Underwater video of coral reefs in Malindi Marine National Park, Kenya

African coral reefs are the coral reefs which are present in Africa.
Most are found along the eastern and southern coasts of Africa. The east coast corals extend from the Red Sea to Madagascar in the south, and are an important resource for the fishersmen of Kenya, Tanzania, Mozambique and Madagascar.
Some cold-water reefs are also found along the northwestern part of Africa, i.e. near the Azores, Madeira, Canary Islands and Cape Verde

==Western African reefs==
In some of the western African reefs (Azores, Canary Islands, Madeira) there is a trawling ban in place (initially set by EU's Regulation (EC) No 2287/2003

==Eastern and Southern African reefs==
As with coral reefs elsewhere, African coral reefs are more biologically diverse than the surrounding ocean, and support species such as the mantis shrimp, potato grouper, humphead wrasse and maxima clam, as well as many seaweeds and corals.

On the east coast, temperatures average about 26 C over the year. The average rainfall is highest between January and April, at about 300 mm, and lowest during August to November, at about 100 mm.

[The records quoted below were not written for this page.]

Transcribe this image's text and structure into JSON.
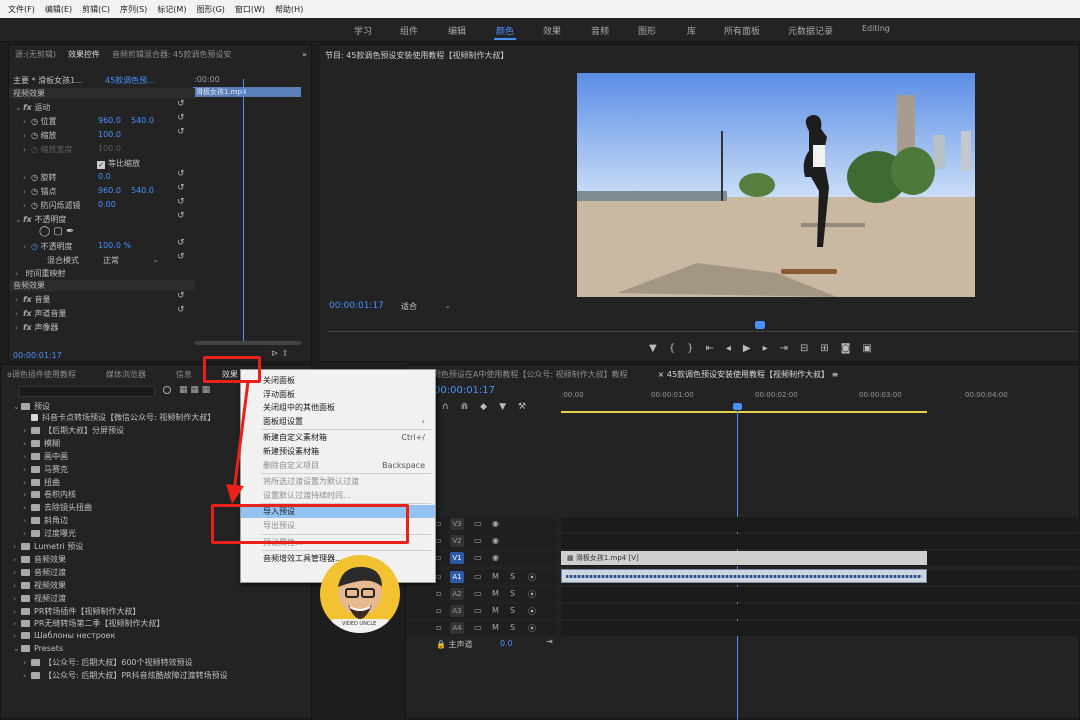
{
  "menubar": [
    "文件(F)",
    "编辑(E)",
    "剪辑(C)",
    "序列(S)",
    "标记(M)",
    "图形(G)",
    "窗口(W)",
    "帮助(H)"
  ],
  "workspaces": {
    "items": [
      "学习",
      "组件",
      "编辑",
      "颜色",
      "效果",
      "音频",
      "图形",
      "库",
      "所有面板",
      "元数据记录",
      "Editing"
    ],
    "active": "颜色",
    "accent": "#4a90ff"
  },
  "source_panel": {
    "tabs": [
      "源:(无剪辑)",
      "效果控件",
      "音频剪辑混合器: 45款调色预设安"
    ],
    "active_tab": "效果控件",
    "master": "主要 * 滑板女孩1...",
    "clip": "45款调色预...",
    "timecode_start": ":00:00",
    "clip_bar_label": "滑板女孩1.mp4",
    "video_effects_header": "视频效果",
    "rows": [
      {
        "label": "运动",
        "indent": 1,
        "fx": true
      },
      {
        "label": "位置",
        "v1": "960.0",
        "v2": "540.0"
      },
      {
        "label": "缩放",
        "v1": "100.0"
      },
      {
        "label": "缩放宽度",
        "v1": "100.0",
        "dim": true
      },
      {
        "label": "等比缩放",
        "checkbox": true
      },
      {
        "label": "旋转",
        "v1": "0.0"
      },
      {
        "label": "锚点",
        "v1": "960.0",
        "v2": "540.0"
      },
      {
        "label": "防闪烁滤镜",
        "v1": "0.00"
      },
      {
        "label": "不透明度",
        "fx": true
      },
      {
        "label": "不透明度",
        "v1": "100.0 %"
      },
      {
        "label": "混合模式",
        "v1": "正常"
      },
      {
        "label": "时间重映射"
      }
    ],
    "audio_effects_header": "音频效果",
    "audio_rows": [
      "音量",
      "声道音量",
      "声像器"
    ],
    "timecode": "00:00:01:17"
  },
  "program_panel": {
    "title": "节目: 45款调色预设安装使用教程【视频制作大叔】",
    "timecode": "00:00:01:17",
    "fit": "适合"
  },
  "effects_panel": {
    "tabs": [
      "a调色插件使用教程",
      "媒体浏览器",
      "信息",
      "效果"
    ],
    "active_tab": "效果",
    "tree": [
      {
        "label": "预设",
        "level": 0,
        "open": true
      },
      {
        "label": "抖音卡点转场预设【微信公众号: 视频制作大叔】",
        "level": 1,
        "preset": true
      },
      {
        "label": "【后期大叔】分屏预设",
        "level": 1
      },
      {
        "label": "模糊",
        "level": 1
      },
      {
        "label": "画中画",
        "level": 1
      },
      {
        "label": "马赛克",
        "level": 1
      },
      {
        "label": "扭曲",
        "level": 1
      },
      {
        "label": "卷积内核",
        "level": 1
      },
      {
        "label": "去除镜头扭曲",
        "level": 1
      },
      {
        "label": "斜角边",
        "level": 1
      },
      {
        "label": "过度曝光",
        "level": 1
      },
      {
        "label": "Lumetri 预设",
        "level": 0
      },
      {
        "label": "音频效果",
        "level": 0
      },
      {
        "label": "音频过渡",
        "level": 0
      },
      {
        "label": "视频效果",
        "level": 0
      },
      {
        "label": "视频过渡",
        "level": 0
      },
      {
        "label": "PR转场插件【视频制作大叔】",
        "level": 0
      },
      {
        "label": "PR无缝转场第二季【视频制作大叔】",
        "level": 0
      },
      {
        "label": "Шаблоны нестроек",
        "level": 0
      },
      {
        "label": "Presets",
        "level": 0,
        "open": true
      },
      {
        "label": "【公众号: 后期大叔】600个视频特效预设",
        "level": 1
      },
      {
        "label": "【公众号: 后期大叔】PR抖音炫酷故障过渡转场预设",
        "level": 1
      }
    ]
  },
  "context_menu": {
    "items": [
      {
        "label": "关闭面板"
      },
      {
        "label": "浮动面板"
      },
      {
        "label": "关闭组中的其他面板"
      },
      {
        "label": "面板组设置",
        "submenu": true
      },
      {
        "sep": true
      },
      {
        "label": "新建自定义素材箱",
        "shortcut": "Ctrl+/"
      },
      {
        "label": "新建预设素材箱"
      },
      {
        "label": "删除自定义项目",
        "shortcut": "Backspace",
        "disabled": true
      },
      {
        "sep": true
      },
      {
        "label": "将所选过渡设置为默认过渡",
        "disabled": true
      },
      {
        "label": "设置默认过渡持续时间...",
        "disabled": true
      },
      {
        "sep": true
      },
      {
        "label": "导入预设",
        "selected": true
      },
      {
        "label": "导出预设",
        "disabled": true
      },
      {
        "sep": true
      },
      {
        "label": "预设属性...",
        "disabled": true
      },
      {
        "sep": true
      },
      {
        "label": "音频增效工具管理器..."
      }
    ]
  },
  "timeline": {
    "tabs": [
      "a调色预设在A中使用教程【公众号: 视频制作大叔】教程",
      "45款调色预设安装使用教程【视频制作大叔】"
    ],
    "active_tab": "45款调色预设安装使用教程【视频制作大叔】",
    "timecode": "00:00:01:17",
    "ruler": [
      ":00:00",
      "00:00:01:00",
      "00:00:02:00",
      "00:00:03:00",
      "00:00:04:00"
    ],
    "video_tracks": [
      "V3",
      "V2",
      "V1"
    ],
    "audio_tracks": [
      "A1",
      "A2",
      "A3",
      "A4"
    ],
    "master_label": "主声道",
    "master_value": "0.0",
    "video_clip": "滑板女孩1.mp4 [V]",
    "mute": "M",
    "solo": "S"
  },
  "avatar": {
    "badge": "VIDEO UNCLE"
  },
  "annotation_color": "#e8221a"
}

There are multiple threats to the reefs, such a tourist diving and damaging the corals, or taking samples. Then there are industrial run-offs and pollutants, untreated sewage and the increasing sediment flows in rivers that threaten all of the coastal ecosystems. The reef is also threatened by climate change. Due to global warming, the sea surface temperature increases and in 1997/98 a particularly severe 'El Nino' killed 90 percent of corals on the reef. The CORDIO (COral Reef Degradation in the Indian Ocean) NGO have set up an East African task force to monitor the reef's management.